La administración de Donald Trump autorizó de forma temporal la venta de petróleo iraní para contener el alza global de precios.
En medio de la escalada del conflicto en Medio Oriente, el gobierno de Donald Trump decidió flexibilizar su política de sanciones y autorizó de manera temporal la compra y venta de petróleo de Irán almacenado en buques, con el objetivo de contener el alza de los precios internacionales de combustible.
La medida, anunciada por el Departamento del Tesoro, permitirá incorporar al mercado unos 140 millones de barriles de crudo que permanecían varados en el mar. Según explicó el secretario del área, Scott Bessent, la autorización regirá para cargamentos embarcados desde este viernes y se extenderá hasta el 19 de abril, aunque advirtió que Irán tendrá dificultades para acceder a los ingresos generados.
La decisión se inscribe en una serie de medidas adoptadas por Washington para amortiguar el impacto económico de la guerra, que incluye también la flexibilización temporal de sanciones al petróleo ruso y cambios regulatorios para facilitar el transporte de crudo dentro de Estados Unidos.
El trasfondo es el cierre del estrecho de Ormuz, una vía clave para el comercio energético global, bloqueada por Irán en respuesta a las acciones militares conjuntas de Estados Unidos e Israel. La interrupción del tránsito marítimo disparó los precios internacionales del petróleo y generó tensiones en los mercados.
En ese contexto, Trump fijó además una nueva postura respecto de una eventual intervención militar para garantizar la navegación en la zona. El mandatario sostuvo que su país solo actuará si sus aliados lo solicitan, al considerar que Estados Unidos no depende directamente de esa ruta.

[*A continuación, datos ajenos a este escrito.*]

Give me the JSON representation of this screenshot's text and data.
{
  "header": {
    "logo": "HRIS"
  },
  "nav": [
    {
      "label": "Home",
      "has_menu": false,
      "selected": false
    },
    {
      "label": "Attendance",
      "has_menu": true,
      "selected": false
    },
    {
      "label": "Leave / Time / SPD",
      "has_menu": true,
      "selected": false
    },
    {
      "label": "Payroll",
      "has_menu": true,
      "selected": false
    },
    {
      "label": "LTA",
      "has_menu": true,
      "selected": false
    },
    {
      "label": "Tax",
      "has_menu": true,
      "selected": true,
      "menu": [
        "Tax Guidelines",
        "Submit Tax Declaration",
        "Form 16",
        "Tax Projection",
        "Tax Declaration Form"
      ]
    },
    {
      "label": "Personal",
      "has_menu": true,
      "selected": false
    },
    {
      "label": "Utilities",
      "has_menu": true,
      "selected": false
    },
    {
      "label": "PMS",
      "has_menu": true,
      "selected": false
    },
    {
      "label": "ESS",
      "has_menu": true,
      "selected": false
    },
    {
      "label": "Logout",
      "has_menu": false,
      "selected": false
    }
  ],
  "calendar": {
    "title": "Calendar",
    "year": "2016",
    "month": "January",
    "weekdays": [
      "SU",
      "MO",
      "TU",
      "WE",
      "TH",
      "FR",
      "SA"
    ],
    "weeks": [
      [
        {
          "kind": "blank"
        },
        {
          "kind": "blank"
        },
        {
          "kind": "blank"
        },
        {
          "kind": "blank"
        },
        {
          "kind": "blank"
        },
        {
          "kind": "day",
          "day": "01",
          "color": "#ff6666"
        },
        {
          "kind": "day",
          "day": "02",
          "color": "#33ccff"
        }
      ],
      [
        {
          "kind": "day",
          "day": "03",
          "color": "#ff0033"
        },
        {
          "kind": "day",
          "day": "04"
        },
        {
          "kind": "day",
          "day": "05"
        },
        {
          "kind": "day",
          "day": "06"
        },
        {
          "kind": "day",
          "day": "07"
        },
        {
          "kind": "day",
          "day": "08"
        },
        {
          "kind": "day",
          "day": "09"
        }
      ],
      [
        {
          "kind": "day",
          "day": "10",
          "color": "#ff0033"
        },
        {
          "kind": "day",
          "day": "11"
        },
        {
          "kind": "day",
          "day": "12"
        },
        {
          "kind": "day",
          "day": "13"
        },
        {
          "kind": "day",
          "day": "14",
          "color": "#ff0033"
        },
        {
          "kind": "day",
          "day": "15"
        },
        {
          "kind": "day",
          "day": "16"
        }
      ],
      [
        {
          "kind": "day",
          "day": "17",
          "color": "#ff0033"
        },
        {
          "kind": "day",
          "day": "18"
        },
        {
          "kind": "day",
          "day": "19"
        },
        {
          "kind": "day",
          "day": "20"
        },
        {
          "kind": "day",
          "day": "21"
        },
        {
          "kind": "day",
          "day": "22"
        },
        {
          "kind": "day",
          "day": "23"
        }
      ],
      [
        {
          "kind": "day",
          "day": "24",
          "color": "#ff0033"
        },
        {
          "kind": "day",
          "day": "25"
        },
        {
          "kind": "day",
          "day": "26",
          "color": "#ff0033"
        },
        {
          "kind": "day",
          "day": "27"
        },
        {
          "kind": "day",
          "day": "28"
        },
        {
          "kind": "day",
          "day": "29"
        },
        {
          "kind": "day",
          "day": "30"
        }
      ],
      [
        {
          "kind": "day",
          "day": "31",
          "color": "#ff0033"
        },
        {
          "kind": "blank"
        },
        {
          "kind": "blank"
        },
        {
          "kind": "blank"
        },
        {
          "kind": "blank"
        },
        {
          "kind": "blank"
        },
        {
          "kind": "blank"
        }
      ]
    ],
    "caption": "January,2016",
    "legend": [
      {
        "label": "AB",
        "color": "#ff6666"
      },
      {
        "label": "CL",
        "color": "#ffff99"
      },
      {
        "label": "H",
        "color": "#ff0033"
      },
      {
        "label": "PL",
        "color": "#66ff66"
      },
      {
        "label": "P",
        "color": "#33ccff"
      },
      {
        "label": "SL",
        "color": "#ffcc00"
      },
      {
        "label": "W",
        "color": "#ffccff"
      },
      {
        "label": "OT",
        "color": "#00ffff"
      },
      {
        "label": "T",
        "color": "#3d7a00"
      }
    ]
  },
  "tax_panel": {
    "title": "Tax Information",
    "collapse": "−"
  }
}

“Si se nos pide, ayudaremos, pero no debería ser necesario”, afirmó, luego de que miembros de la OTAN descartaran sumarse a una coalición liderada por Washington para reabrir el estrecho.
Lejos de un escenario de distensión, el presidente estadounidense también rechazó la posibilidad de un alto el fuego y aseguró que su administración está “muy cerca” de alcanzar sus objetivos militares, entre ellos debilitar la capacidad defensiva iraní y evitar el desarrollo de un arma nuclear.
El impacto del conflicto ya se refleja en las variables económicas. El barril de Brent trepó hasta los 112 dólares, con un incremento superior al 50% desde el inicio de la guerra, mientras que el precio de la gasolina en Estados Unidos oscila entre 3,8 y 4,2 dólares por galón, según datos de la Asociación Automovilística Estadounidense. En paralelo, el índice S&P 500 registró una caída cercana al 1,5%.